First, do NOT pet/rub his stomach and tell everyone else NOT to do it!!! This is the MOST submissive behavior. Once you accomplish this things should change progressively.
Shaggy is a smaller dog so this method worked on him. Everytime he would roll over I would PROMPTLY turn him over to his feet. I would NOT pet him while exposing his belly ONLY on the head/back. I did have to physically grap his tail and head flip him onto his feet. It did not hurt him and would have to repeat the process a few times. Each time I would tell him "No petting belly" or something like that. Later, I was able to just ignore him when he rolled over. This method will need to do continously.
Basically IGNORE the undesired behaviors and PRAISE the wanted ones. I do think eventually the "Attack Strangers" mode will kick in once the submissive behavior is eliminated. ALWAYS MAKE SURE YOU ARE THE ALPHA DOG!!! There will be a point where this could backfire and the dog can try to put dominance on you. Nip that in the bud. The dog will respect and understand that.
I wish you luck. My dog Benji is a Border Collie and her insistance on having her belly rubbed ended up with her paw in my eye! Scratched my eyeball! Once your dog understands it's place in your household it should improve.

bckrazy
01-31-2005, 10:26 PM
Originally posted by Scooby4
Everytime he would roll over I would PROMPTLY turn him over to his feet. I would NOT pet him while exposing his belly ONLY on the head/back. I did have to physically grap his tail and head flip him onto his feet. It did not hurt him and would have to repeat the process a few times. Each time I would tell him "No petting belly" or something like that.

hm.. I wouldn't ever do this. :( it sounds pretty mean, and like it would further freak out a submissive dog.

Building confidence, ignoring submissiveness, and praising will probably work very well though. Taking him to Obedience classes should help a lot! Later in his life, Agility, Flyball, competitive Obedience, or Frisbee would also give him a lot of confidence by giving him a "job". I wouldn't expect him to be a big "guard dog", but what exactly do you mean by guard dog? Is he outside or in the house? Do you want him to guard property or just alarm bark when some one aproaches the house?

pcarfan
02-01-2005, 02:16 PM
Well you know how vicious Blue Heelers can be. From other Blue Heeler owners i've talked to, it sounds a lot of them won't even let strangers on the property. I was just kind of hoping he wouldn't be like that since he was submissive. He already does bark, and even growl on a few occasions. He seems much more protective of the bark yard.
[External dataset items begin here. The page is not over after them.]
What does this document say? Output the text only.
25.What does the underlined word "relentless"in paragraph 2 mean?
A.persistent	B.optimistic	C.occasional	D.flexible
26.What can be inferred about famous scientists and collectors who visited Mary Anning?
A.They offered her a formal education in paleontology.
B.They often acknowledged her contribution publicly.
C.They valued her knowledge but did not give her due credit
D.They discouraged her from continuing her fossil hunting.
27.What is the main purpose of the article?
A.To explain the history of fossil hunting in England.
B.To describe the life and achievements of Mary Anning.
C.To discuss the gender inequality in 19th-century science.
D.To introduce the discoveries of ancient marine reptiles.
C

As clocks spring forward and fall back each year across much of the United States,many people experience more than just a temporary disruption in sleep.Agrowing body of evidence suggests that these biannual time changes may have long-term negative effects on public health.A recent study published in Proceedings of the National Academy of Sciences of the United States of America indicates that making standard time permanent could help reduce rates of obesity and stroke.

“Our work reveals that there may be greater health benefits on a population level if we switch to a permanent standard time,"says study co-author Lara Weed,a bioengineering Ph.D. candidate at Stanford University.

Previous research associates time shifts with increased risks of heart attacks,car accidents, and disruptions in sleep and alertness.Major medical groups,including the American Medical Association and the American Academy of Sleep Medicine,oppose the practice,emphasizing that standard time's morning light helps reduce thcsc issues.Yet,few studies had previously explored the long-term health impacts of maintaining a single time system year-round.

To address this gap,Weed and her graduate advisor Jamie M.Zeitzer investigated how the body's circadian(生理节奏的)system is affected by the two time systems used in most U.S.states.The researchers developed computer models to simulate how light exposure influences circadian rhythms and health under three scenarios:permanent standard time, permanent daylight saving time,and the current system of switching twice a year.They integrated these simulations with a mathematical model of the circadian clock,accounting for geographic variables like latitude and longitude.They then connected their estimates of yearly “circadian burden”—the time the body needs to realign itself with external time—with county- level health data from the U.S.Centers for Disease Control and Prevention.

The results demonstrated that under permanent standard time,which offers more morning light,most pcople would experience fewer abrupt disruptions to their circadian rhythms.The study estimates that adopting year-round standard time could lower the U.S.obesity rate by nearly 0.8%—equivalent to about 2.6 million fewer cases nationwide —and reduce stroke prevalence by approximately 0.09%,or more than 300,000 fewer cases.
One thing i'm worried about, our golf course walks right out to a country club and in the summer there are golfers and CARTS driving by everyday all day. This is the primary reason I wanted to know if he was going to be protective of the property because I don't want him going out after a golfer or golf cart.

pcarfan
02-01-2005, 02:18 PM
Oops didn't proof read. That was suppose to say "our back yard walks out to a golf course".

Pit Chick
02-01-2005, 02:28 PM
If that's the case, then I wouldn't leave him alone outside when no one is home.